The big mistake is building the entire site out of Flash. It’s costly up front and will cost you in performance for as long as the site is online. Like any accent, don’t get carried away – use it sparingly, where it’s useful and you’ll benefit your customers – and yourself.

3 thoughts on “To Flash or Not To Flash”

  1. I did not know that building a website in Flash made it impossible to deep link to particular pages. From a search engine optimization perspective this may look like a problem.

    However, as far as SEO is concerned I don’t know if recent websites done in flash fare better.

    Flash websites may be an advantageous option when a business wants to add a fancier version of his/her website. As you explained, if businesses want to attract everyone, Flash may not be the best language to build their main websites on.
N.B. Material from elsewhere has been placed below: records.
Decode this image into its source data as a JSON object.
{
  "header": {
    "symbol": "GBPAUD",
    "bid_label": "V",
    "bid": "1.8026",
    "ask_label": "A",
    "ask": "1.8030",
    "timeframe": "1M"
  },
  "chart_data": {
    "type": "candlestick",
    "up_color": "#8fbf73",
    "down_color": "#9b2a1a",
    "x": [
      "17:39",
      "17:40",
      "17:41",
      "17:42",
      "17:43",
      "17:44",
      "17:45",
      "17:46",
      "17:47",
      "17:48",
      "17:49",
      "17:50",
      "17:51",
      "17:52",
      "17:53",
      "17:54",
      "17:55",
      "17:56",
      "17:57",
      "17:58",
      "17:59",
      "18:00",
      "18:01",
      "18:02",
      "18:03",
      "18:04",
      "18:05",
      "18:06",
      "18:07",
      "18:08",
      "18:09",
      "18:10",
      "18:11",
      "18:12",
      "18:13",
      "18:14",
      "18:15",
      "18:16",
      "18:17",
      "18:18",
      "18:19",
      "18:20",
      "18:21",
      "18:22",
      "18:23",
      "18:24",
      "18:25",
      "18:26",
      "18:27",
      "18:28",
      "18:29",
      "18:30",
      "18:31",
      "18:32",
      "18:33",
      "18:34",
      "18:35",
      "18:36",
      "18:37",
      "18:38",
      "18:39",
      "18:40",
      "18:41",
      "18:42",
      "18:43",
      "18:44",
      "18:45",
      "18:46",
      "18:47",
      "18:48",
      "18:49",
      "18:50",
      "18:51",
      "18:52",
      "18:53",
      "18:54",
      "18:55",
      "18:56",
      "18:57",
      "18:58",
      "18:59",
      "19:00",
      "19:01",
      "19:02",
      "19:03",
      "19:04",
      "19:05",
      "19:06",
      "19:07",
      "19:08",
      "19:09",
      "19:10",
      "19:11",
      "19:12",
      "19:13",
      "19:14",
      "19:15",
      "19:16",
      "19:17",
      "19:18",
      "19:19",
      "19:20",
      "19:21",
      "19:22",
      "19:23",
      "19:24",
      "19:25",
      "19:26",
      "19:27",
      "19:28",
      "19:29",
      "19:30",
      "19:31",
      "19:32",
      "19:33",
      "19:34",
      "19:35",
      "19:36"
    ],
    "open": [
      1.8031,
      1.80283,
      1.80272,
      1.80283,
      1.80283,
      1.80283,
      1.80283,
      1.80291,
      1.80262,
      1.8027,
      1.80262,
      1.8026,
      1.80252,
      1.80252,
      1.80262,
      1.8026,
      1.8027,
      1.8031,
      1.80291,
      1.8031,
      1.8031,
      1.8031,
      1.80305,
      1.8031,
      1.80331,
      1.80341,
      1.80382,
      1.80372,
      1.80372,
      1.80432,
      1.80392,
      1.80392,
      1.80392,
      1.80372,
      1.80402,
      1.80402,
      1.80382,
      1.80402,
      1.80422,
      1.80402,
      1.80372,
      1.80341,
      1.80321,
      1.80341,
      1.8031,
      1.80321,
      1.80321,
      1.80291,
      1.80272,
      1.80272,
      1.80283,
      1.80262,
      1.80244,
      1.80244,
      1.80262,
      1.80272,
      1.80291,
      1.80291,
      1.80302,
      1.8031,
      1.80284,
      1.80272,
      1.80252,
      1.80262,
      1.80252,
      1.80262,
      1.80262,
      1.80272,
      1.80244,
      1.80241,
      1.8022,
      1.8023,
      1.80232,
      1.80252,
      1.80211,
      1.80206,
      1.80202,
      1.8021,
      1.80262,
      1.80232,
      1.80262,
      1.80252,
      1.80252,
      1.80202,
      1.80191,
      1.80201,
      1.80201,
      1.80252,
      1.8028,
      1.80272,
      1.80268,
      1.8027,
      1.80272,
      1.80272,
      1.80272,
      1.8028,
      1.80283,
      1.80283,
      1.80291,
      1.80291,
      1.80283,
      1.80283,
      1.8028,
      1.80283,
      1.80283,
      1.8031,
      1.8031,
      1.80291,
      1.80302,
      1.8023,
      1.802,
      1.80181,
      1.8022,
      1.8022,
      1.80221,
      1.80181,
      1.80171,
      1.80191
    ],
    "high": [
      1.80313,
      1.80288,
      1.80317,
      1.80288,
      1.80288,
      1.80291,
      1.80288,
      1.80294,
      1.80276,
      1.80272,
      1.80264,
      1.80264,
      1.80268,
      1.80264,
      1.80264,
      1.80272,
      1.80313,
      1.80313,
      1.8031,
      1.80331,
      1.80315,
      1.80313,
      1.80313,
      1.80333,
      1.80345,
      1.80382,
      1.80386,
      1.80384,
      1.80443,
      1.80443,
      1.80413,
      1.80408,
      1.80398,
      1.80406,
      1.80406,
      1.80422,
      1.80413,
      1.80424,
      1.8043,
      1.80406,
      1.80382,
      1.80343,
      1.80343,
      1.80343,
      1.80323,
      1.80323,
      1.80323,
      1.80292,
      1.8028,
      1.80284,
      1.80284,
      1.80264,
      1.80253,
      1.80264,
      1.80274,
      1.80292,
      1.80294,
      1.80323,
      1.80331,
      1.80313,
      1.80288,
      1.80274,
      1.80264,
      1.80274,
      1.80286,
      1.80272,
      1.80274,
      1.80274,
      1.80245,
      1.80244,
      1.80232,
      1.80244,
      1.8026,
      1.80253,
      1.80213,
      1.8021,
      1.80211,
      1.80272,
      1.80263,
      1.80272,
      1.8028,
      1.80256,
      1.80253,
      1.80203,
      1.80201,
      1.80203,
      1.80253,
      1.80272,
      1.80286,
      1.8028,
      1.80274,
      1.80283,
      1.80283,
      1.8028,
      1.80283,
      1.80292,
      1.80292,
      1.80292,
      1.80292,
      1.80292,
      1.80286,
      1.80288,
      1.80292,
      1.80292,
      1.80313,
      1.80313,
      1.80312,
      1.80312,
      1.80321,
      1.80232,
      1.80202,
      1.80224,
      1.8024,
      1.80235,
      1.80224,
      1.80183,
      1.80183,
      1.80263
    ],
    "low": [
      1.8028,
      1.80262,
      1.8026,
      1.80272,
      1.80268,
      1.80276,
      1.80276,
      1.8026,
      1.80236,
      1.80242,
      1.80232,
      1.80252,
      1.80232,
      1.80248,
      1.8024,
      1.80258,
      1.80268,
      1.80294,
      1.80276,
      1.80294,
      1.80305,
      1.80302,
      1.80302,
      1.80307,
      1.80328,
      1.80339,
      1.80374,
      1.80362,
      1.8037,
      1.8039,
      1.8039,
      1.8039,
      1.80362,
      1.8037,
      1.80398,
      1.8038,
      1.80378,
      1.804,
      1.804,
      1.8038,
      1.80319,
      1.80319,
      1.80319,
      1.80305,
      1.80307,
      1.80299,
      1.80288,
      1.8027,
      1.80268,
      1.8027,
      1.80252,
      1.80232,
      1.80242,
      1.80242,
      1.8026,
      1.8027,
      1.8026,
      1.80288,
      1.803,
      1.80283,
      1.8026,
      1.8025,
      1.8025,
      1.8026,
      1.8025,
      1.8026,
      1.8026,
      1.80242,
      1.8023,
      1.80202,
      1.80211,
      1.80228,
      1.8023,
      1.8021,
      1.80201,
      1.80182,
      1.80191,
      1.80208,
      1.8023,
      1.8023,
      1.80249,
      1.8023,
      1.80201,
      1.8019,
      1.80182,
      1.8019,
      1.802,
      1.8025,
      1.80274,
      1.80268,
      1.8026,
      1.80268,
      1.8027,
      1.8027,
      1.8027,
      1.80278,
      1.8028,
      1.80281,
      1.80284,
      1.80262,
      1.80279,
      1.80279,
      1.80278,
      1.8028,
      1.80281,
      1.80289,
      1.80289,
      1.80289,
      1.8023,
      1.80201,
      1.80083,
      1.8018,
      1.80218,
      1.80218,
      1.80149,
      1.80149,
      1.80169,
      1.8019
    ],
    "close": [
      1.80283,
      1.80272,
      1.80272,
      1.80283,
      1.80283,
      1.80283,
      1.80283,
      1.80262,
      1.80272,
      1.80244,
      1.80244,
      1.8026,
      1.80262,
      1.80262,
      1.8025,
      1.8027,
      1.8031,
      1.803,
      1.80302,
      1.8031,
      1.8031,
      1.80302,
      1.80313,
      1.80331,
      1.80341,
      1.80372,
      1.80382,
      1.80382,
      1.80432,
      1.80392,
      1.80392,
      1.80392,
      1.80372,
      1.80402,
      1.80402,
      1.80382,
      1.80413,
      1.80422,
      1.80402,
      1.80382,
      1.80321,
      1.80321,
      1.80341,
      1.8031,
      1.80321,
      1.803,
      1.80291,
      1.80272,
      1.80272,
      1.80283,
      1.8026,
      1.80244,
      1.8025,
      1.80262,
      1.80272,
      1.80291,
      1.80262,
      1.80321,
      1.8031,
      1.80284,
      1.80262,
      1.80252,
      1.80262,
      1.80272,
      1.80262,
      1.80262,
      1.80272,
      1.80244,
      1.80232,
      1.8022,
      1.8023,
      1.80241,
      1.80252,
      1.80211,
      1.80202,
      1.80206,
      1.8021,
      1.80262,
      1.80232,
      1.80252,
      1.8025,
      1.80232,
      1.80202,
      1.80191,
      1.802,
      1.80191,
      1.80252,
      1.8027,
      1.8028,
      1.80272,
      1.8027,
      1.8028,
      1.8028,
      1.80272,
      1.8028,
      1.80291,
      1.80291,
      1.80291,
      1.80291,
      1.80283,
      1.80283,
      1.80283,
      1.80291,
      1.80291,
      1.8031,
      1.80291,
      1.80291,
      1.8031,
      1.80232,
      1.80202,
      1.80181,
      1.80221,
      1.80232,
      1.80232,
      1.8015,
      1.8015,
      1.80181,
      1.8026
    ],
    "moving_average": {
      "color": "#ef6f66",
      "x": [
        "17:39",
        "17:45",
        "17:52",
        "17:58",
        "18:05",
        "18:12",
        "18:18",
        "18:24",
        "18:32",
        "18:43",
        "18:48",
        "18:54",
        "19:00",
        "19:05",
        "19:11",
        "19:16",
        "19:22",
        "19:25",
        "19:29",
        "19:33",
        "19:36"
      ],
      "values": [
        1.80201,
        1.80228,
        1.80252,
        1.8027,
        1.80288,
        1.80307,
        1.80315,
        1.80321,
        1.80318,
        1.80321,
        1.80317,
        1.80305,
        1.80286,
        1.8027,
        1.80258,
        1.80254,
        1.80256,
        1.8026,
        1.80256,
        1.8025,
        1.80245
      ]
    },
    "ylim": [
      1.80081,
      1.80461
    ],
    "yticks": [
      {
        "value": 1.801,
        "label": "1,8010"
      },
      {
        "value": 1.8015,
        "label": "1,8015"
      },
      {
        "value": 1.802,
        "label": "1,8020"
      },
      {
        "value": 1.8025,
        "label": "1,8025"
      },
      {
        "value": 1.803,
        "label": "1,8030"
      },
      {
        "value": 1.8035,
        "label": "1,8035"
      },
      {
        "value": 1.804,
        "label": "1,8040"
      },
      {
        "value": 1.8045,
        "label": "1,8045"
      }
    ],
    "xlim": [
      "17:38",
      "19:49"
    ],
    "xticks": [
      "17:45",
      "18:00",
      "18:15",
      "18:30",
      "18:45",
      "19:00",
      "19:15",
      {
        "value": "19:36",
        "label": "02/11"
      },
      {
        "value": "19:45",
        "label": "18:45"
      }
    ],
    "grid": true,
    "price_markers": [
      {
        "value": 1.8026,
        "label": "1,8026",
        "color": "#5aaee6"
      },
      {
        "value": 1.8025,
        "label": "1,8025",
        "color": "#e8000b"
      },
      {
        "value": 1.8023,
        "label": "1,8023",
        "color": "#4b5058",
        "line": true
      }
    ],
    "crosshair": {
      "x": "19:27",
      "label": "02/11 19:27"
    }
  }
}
  2. Building the entire website out of Flash is a grave mistake and should be avoided. Personally I hate Flash and wouldn’t be caught dead making a site with it. I’ve never seen a site made with this that could be navigated with ease. A good idea would be to have a normal version of a website and to also offer the option to see the website in a Flash version. That could work nicely if someone really wanted to make an impression.

    Are florists still using Flash as much today as they used to?

  3. Well the bad thing about having Flash on your site is that in reality, not everyone has flash. This therefore limits your ability to cater to everyone online. Flash can come in handy, however, show videos and graphics that wouldn’t show without having Flash installed. But again, you should be able to post content that everyone could see.